Why is it wrong when I separately assign the output values?

Question

The following code is correct and successfully complied.

module top_module (
    input [4:0] a, b, c, d, e, f,
    output [7:0] w, x, y, z );//

    assign {w,x,y,z} = {a,b,c,d,e,f,2'b11};
    

endmodule

The next is wrong, which is confusing.

module top_module (
    input [4:0] a, b, c, d, e, f,
    output [7:0] w, x, y, z );//
   
    assign w = {a,b[2:0]};
    assign x = {c[4:3],b[2:0]};
    assign y = {c[4:3],d[2:0]};
    assign z = {d[4:3],2'b11};

endmodule

Why is it wrong when I separately assign the output values?

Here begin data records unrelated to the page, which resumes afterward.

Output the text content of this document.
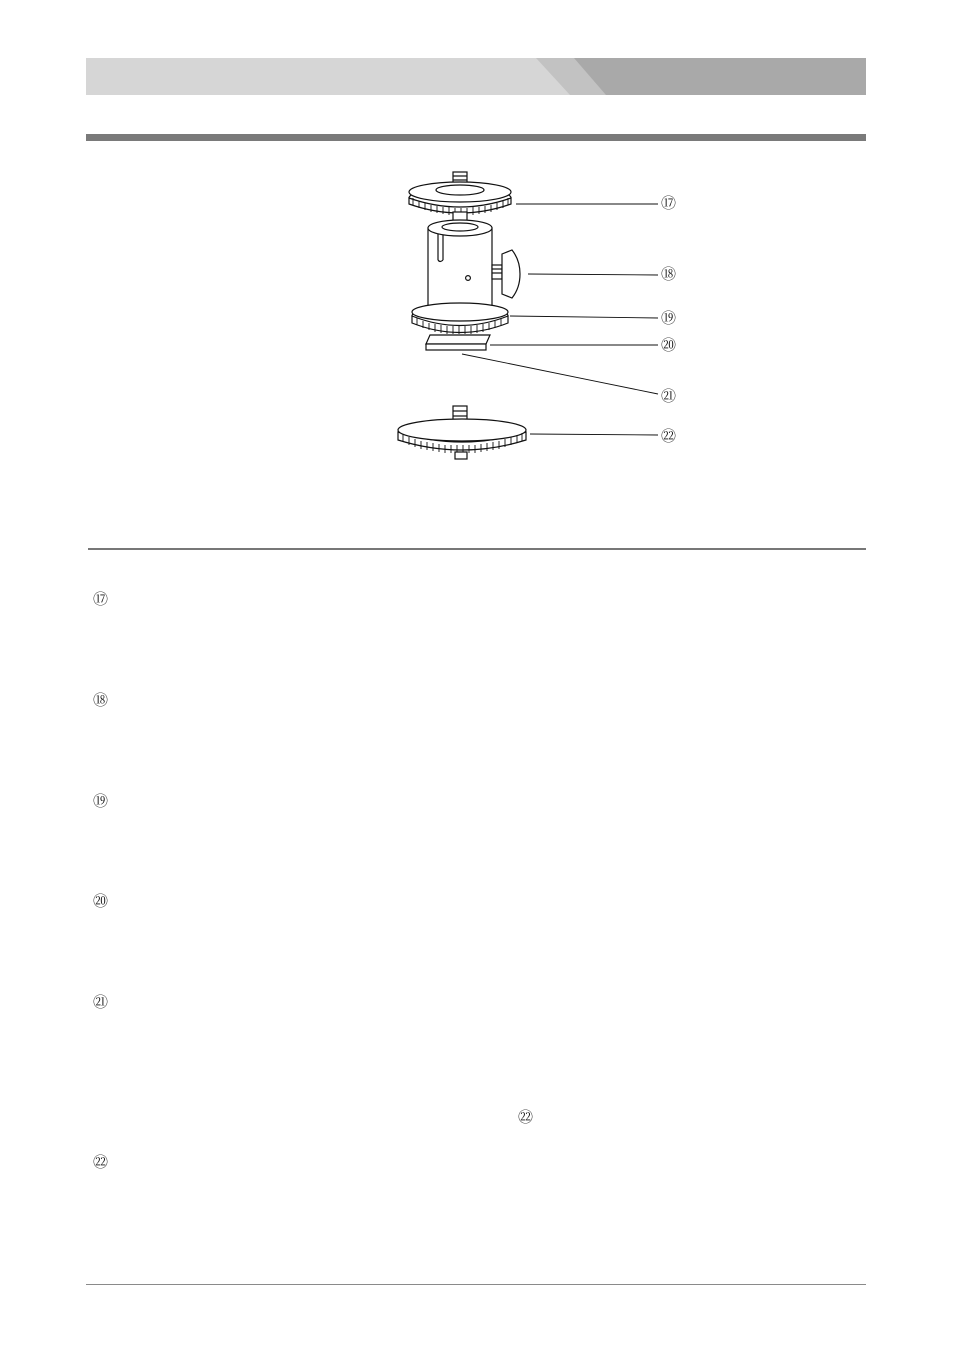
⑰
⑱
⑲
⑳
㉑
㉒
⑰
⑱
⑲
⑳
㉑
㉒
㉒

By the way, here's the original problem:

Given several input vectors, concatenate them together then split them up into several output vectors. There are six 5-bit input vectors: a, b, c, d, e, and f, for a total of 30 bits of input. There are four 8-bit output vectors: w, x, y, and z, for 32 bits of output. The output should be a concatenation of the input vectors followed by two 1 bits:

I've tried so many times, and I just can't assign values to them separately.

Answer 1

You need to be a little more careful when counting the number of bits in each assignment. You need to make sure the RHS of each has 8 bits. And, you need to use the proper part-selects of each input. Your code does not even use 2 of the inputs: e and f.

This is equivalent to your 1st code example:

module top_module (
  input [4:0] a, b, c, d, e, f,
    output [7:0] w, x, y, z );//
   
  assign w = {a[4:0], b[4:2]       };
  assign x = {b[1:0], c[4:0], d[4] };
  assign y = {d[3:0], e[4:1]       };
  assign z = {e[0]  , f[4:0], 2'b11};
endmodule

It is not necessary to use [4:0], but I chose to do so to make it more obvious how many bits are on the RHS.